DSC01629

 

KÉRUBA

 

Kéruba était un voleur de grands chemins, et avait commis plusieurs meurtres. Il était le chef d’une bande de brigands qui jetait la terreur dans tout un district des Indes avant l’arrivée des Anglais.
Ses compagnons l’abandonnèrent et le laissèrent seul. Mais alors, quoiqu’il fût un païen, sa conscience commença à lui reprocher ses crimes. La nuit, il faisait des rêves effrayants. Il essaya, pour calmer sa conscience, de donner aux pauvres presque tout ce qu’il avait, il s’imposait les pénitences les plus sévères, et passait des jours et des nuits prosterné dans les temples devant les idoles. Les païens, qui ne connaissaient pas son histoire passée, le regardaient comme un saint, mais sa conscience ne lui laissait pas de repos.
Un jour de grande fête païenne dans une ville où il se trouvait alors, il fut attiré par le son d’une petite cloche, bien différente de celle des temples païens. Il demanda ce que c’était, et on lui dit que c’était pour appeler les gens à un service chrétien. Comme il ignorait totalement ce qu’étaient les chrétiens, il eut la curiosité d’y aller voir.
Le prédicateur lut d’abord un texte : « Le sang de Jésus Christ, son Fils, nous purifie de tout péché » (1 Jean 1. 7).
Kéruba était tout oreilles et ne quittait pas le prédicateur des yeux : ces paroles de vie étaient quelque chose de tout nouveau pour lui et bien étranges. A la fin du service, il s’approcha du prédicateur et lui demanda :
– Est-ce tout à fait vrai, ce que vous avez dit ?
– Certainement, car c’est Dieu Lui-même qui parle ainsi.
– Vous avez dit que le sang de Jésus-Christ, le Fils de Dieu, nous purifie de tout péché.
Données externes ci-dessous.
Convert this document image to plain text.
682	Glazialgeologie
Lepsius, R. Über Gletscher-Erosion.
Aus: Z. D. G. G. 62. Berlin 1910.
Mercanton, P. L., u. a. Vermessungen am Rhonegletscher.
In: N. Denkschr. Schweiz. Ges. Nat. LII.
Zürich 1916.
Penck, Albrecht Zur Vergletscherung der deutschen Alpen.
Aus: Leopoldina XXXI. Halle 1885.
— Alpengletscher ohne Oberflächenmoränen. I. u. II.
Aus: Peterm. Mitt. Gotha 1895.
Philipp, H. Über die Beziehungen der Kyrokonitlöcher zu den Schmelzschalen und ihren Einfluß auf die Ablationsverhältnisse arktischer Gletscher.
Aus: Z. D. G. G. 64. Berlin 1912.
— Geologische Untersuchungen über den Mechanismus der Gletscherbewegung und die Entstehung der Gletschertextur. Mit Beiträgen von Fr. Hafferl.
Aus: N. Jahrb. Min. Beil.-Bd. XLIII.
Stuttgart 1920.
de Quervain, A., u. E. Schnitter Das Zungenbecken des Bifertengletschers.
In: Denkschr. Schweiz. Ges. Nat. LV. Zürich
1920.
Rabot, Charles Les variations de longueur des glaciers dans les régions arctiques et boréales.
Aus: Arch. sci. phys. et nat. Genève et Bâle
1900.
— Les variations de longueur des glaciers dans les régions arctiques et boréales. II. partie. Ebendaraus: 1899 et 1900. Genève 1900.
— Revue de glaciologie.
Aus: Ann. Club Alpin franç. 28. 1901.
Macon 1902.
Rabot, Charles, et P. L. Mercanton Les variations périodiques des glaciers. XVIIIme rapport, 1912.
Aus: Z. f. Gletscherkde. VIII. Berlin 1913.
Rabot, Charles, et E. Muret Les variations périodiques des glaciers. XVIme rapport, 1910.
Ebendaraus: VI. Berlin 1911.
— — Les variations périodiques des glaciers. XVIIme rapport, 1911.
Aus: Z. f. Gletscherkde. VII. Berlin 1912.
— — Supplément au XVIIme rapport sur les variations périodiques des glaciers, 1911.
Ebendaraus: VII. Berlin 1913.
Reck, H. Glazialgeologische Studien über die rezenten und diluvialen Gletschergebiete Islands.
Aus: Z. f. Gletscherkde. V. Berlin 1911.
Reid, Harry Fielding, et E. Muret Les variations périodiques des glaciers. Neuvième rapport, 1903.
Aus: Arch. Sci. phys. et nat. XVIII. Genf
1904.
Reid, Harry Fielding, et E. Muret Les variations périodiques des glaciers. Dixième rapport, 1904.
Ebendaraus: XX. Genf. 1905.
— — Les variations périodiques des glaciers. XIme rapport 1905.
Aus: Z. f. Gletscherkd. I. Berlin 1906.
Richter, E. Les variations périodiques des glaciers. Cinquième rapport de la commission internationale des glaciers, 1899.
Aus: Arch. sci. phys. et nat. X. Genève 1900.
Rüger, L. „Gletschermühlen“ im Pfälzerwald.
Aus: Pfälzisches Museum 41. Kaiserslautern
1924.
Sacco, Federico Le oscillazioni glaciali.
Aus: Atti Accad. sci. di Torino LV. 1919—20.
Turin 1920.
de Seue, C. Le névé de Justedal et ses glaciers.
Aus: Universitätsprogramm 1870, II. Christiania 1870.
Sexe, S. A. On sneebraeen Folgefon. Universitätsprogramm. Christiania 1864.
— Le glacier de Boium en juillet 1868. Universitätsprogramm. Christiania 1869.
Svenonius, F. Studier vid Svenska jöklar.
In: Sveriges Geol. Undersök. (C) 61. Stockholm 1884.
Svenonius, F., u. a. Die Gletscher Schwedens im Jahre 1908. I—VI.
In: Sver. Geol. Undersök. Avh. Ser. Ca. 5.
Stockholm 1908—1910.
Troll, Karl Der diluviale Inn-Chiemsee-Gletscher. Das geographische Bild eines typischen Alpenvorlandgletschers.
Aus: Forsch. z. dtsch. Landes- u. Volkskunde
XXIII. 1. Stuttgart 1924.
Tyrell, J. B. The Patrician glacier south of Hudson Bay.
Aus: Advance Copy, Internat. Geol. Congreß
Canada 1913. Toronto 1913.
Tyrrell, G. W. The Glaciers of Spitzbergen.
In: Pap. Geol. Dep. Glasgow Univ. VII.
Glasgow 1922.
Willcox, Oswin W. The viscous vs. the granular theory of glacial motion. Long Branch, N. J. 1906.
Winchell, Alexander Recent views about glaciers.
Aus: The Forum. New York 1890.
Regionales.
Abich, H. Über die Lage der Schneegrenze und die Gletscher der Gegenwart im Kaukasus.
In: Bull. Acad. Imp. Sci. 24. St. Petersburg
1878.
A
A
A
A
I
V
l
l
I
Est-ce qu’il peut purifier d’un meurtre ?
– Oui, si le meurtrier croit au Seigneur Jésus. Dieu déclare que quiconque croit en Lui recevra la rémission des péchés.
– Mais, monsieur, si un homme a commis deux meurtres, pensez-vous qu’il lui soit possible d’être pardonné ?
– Oui, certainement.
– Et cinq meurtres ?
– Oui, même cinq.
– Mais supposez qu’il ait tué cinq personnes innocentes ? demanda Kéruba avec une intense anxiété.
– Dieu peut pardonner et effacer dix meurtres.
– Mais, monsieur, supposons qu’il ait commis vingt meurtres.
– Dieu peut pardonner vingt meurtres, pour l’amour de Jésus-Christ.
Alors il sera mon Dieu, dit Kéruba, les yeux pleins de larmes qui coulaient sur ses joues amaigries.
– O Dieu, continua-t-il, aie pitié de moi, car j’ai tué vingt personnes innocentes ! Monsieur, me pardonnera-t-Il vraiment, le croyez-vous ?
Le prédicateur écouta la confession de ses crimes, et le récit de tout ce qu’il s’était imposé pour calmer sa conscience. Il pleura avec lui et lui parla de l’amour de Jésus.
– Maintenant, dit Kéruba, j’ai trouvé l’Agneau de Dieu. Vous dites qu’Il est mort pour moi. Je sens dans mon cœur que c’est la vérité. Ils se mirent à genoux tous deux, et rendirent grâces ensemble. Lorsque Kéruba se releva, le fardeau du péché et de la culpabilité, qui pesait sur lui depuis si longtemps, était enlevé. Il retourna vers ses amis, et leur raconta les grandes choses que Dieu avait faites pour lui.
Ils furent bien étonnés en entendant ses paroles, et plus encore en voyant l’expression radieuse de son visage. Plusieurs d’entre eux crurent et vinrent à Jésus pour être sauvés. Kéruba employa le reste de sa vie à chercher à gagner des âmes au Seigneur Jésus.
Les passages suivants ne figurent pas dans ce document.